C’est dans la torpeur de l’été que l’Administration a publié ses commentaires tant attendus sur la clause générale anti-abus (la «CGAA») en matière d’impôt sur les sociétés.
Par Jean-Charles Benois, avocat associé en fiscalité. Il intervient tant en matière de fiscalité des entreprises et groupes de sociétés qu’en fiscalité des transactions et private equity. jean-charles.benois@cms-fl.com et Rudy Iustede, avocat en fiscalité. Il intervient tant en matière de fiscalité des entreprises qu’en matière de fiscalité patrimoniale. rudy.iustede@cms-fl.com
Pour rappel, la CGAA consiste dans la transposition dans le droit interne français d’une règle anti-abus énoncée par une directive européenne, applicable uniquement en matière d’impôt sur les sociétés, et qui permet de remettre en cause les effets fiscaux d’un montage ou d’une série de montages ayant été mis en place afin d’obtenir à titre d’objectif principal un avantage fiscal contraire à l’intention de l’auteur du texte invoqué. Ce texte s’applique aux exercices ouverts à compter du 1er janvier 2019, y compris à l’égard de montages réalisés au cours d’exercices antérieurs mais encore ouverts à contrôle.
Autant dire qu’en matière de private equity, les acteurs pouvaient craindre que toute structuration soit susceptible d’être remise en cause par l’Administration, dans la mesure où elle intègre nécessairement la dimension fiscale parmi les éléments pris en compte (le «levier fiscal» fait à cet égard partie des différents leviers d’une opération de LBO), et que la notion d’«objectif principal» est suffisamment subjective pour laisser planer le risque d’une interprétation très extensive.
A ce dernier égard, les commentaires administratifs clarifient un peu la situation en indiquant que si la notion de «montages» doit s’interpréter largement (ce qui peut paraître contestable), celle de but «principalement» fiscal est à rapprocher de celle de but «essentiellement» fiscal. Nous ne pensons pas qu’il faille y voir là un rétrécissement du texte, et un rapprochement avec la notion de but «exclusivement» fiscal de l’abus de droit.
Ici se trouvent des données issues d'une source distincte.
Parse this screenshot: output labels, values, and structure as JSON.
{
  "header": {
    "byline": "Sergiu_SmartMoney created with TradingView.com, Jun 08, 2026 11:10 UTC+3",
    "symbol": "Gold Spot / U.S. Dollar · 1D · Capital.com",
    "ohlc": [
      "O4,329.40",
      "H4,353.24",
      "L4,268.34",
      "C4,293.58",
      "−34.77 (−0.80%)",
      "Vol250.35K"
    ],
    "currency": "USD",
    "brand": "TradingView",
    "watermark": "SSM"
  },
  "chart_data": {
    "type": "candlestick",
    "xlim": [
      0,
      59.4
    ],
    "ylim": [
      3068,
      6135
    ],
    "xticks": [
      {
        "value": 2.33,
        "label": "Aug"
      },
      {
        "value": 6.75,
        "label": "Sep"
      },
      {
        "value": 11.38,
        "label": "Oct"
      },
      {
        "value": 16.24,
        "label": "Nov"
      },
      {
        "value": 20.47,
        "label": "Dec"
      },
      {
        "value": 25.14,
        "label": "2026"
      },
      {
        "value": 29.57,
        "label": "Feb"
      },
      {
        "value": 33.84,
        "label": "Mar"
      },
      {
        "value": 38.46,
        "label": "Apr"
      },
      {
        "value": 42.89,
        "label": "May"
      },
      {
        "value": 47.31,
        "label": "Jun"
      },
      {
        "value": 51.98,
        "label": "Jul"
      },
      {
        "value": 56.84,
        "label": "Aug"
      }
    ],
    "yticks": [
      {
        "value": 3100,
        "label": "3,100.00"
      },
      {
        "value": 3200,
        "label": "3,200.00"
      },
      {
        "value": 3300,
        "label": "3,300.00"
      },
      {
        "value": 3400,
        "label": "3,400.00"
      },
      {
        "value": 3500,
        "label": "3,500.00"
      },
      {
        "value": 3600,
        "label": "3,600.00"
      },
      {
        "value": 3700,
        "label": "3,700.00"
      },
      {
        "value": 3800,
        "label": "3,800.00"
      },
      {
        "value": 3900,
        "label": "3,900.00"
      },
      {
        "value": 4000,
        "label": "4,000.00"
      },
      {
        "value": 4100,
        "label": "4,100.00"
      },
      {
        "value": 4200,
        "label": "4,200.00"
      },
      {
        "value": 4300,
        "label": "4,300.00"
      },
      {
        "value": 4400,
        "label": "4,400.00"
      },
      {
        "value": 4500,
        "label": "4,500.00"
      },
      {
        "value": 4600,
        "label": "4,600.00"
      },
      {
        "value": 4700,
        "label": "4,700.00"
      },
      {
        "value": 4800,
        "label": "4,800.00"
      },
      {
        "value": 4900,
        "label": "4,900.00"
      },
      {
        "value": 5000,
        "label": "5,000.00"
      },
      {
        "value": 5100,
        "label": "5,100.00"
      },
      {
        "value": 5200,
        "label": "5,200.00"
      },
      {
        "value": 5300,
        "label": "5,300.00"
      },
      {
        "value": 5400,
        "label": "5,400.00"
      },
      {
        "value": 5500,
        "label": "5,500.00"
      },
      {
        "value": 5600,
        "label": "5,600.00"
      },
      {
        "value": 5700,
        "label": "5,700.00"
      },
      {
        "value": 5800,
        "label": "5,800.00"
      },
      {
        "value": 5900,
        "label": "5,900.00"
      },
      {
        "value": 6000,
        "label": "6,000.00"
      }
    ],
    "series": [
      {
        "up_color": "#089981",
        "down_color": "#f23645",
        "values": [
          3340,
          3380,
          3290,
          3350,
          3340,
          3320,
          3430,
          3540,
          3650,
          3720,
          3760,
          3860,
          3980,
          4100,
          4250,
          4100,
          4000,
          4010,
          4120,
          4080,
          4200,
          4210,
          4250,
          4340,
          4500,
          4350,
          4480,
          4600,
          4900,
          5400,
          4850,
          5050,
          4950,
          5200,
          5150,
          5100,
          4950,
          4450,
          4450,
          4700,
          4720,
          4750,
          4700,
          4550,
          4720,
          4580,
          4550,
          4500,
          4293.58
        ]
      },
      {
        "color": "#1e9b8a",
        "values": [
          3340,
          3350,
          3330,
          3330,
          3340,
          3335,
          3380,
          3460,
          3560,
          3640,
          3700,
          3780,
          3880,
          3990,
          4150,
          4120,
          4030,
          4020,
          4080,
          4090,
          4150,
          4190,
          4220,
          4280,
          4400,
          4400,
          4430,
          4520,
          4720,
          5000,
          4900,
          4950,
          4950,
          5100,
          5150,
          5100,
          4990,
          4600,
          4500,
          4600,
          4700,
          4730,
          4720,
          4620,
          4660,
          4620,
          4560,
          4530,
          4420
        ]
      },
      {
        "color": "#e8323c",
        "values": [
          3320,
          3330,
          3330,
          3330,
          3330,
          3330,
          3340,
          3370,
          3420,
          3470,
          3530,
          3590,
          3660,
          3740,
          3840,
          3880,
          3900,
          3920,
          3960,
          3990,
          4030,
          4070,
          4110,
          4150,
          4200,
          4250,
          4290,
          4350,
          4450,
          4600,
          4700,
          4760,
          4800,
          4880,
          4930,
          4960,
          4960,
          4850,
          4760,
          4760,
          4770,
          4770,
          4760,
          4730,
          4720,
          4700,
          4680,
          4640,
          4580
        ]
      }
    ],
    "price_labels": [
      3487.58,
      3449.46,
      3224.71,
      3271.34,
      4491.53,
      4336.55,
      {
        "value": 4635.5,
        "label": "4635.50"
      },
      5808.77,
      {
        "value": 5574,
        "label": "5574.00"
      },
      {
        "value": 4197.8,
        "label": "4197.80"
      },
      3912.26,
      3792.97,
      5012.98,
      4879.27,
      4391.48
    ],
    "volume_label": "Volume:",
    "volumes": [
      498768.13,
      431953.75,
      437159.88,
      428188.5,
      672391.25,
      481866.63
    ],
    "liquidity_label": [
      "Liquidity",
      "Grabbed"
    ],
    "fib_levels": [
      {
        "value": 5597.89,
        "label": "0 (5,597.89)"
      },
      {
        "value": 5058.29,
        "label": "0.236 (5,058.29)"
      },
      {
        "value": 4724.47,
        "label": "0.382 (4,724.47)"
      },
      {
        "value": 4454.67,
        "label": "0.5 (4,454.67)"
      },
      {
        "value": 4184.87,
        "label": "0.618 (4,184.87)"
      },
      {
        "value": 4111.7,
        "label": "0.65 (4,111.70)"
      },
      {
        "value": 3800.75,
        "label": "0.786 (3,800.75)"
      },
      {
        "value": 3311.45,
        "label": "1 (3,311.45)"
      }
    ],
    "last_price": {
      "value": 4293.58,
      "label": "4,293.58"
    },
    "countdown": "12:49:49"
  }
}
Par cette précision, l’Administration préconise à notre avis simplement un alignement avec la notion retenue par la Cour de justice de l’Union européenne (y compris récemment – voir CJUE, C-116/16 et C-117/16, 26 février 2019, T Danmark), ce qui n’est pas sans paradoxe car la jurisprudence de la CJUE ne devrait conduire à sanctionner que les montages purement artificiels sur le plan économique destinés à satisfaire formellement les conditions légales pour se prévaloir de tel ou tel régime fiscal favorable (ou s’affranchir d’un dispositif défavorable).
Par conséquent, une structuration justifiée par des motifs économiques, c’est-à-dire notamment financiers, managériaux, organisationnels, opérationnels ou encore patrimoniaux, ne devrait pas entrer dans le champ de la CGAA.
Par ailleurs, en indiquant que «la notion d’objet ou de finalité du droit fiscal applicable renvoie à l’objectif poursuivi par le législateur au travers de la mise en oeuvre des dispositions en cause», l’Administration n’écarterait-elle pas la possibilité de mise en œuvre de la CGAA pour prétendu dévoiement de l’objet d’une tolérance administrative ou d’un rescrit, voire d’une convention fiscale ? La question mérite d’être posée à la lumière de l’article L.80 A du PLF.
Enfin, l’Administration indique que les différents dispositifs anti-abus existants s’appliquent à l’exclusion des uns des autres, ce qui n’apparaissait pas totalement évident.
Pour autant, malgré ces quelques précisions, force est de constater que l’Administration a entendu se réserver une large marge d’appréciation dans l’application de la CGAA en renvoyant à une analyse au cas par cas, ce qui promet une vraie insécurité juridique, et potentiellement une application différenciée du droit sur le territoire national, selon la sensibilité du juge concerné sur le caractère essentiel ou non de l’objectif fiscal. Dans une matière aussi spécifique que le Private Equity, dans laquelle les dimensions financières, juridiques et fiscales sont étroitement imbriquées, avec des enjeux potentiellement élevés, cette situation n’est évidemment pas satisfaisante, ce d’autant moins que certains voisins de la France ont procédé (à tort ou à raison) à une transposition a minima de la CGAA, aboutissant donc à une hétérogénéité accrue des législations anti-abus au sein de l’Union européenne, là où la directive considérée visait à une harmonisation.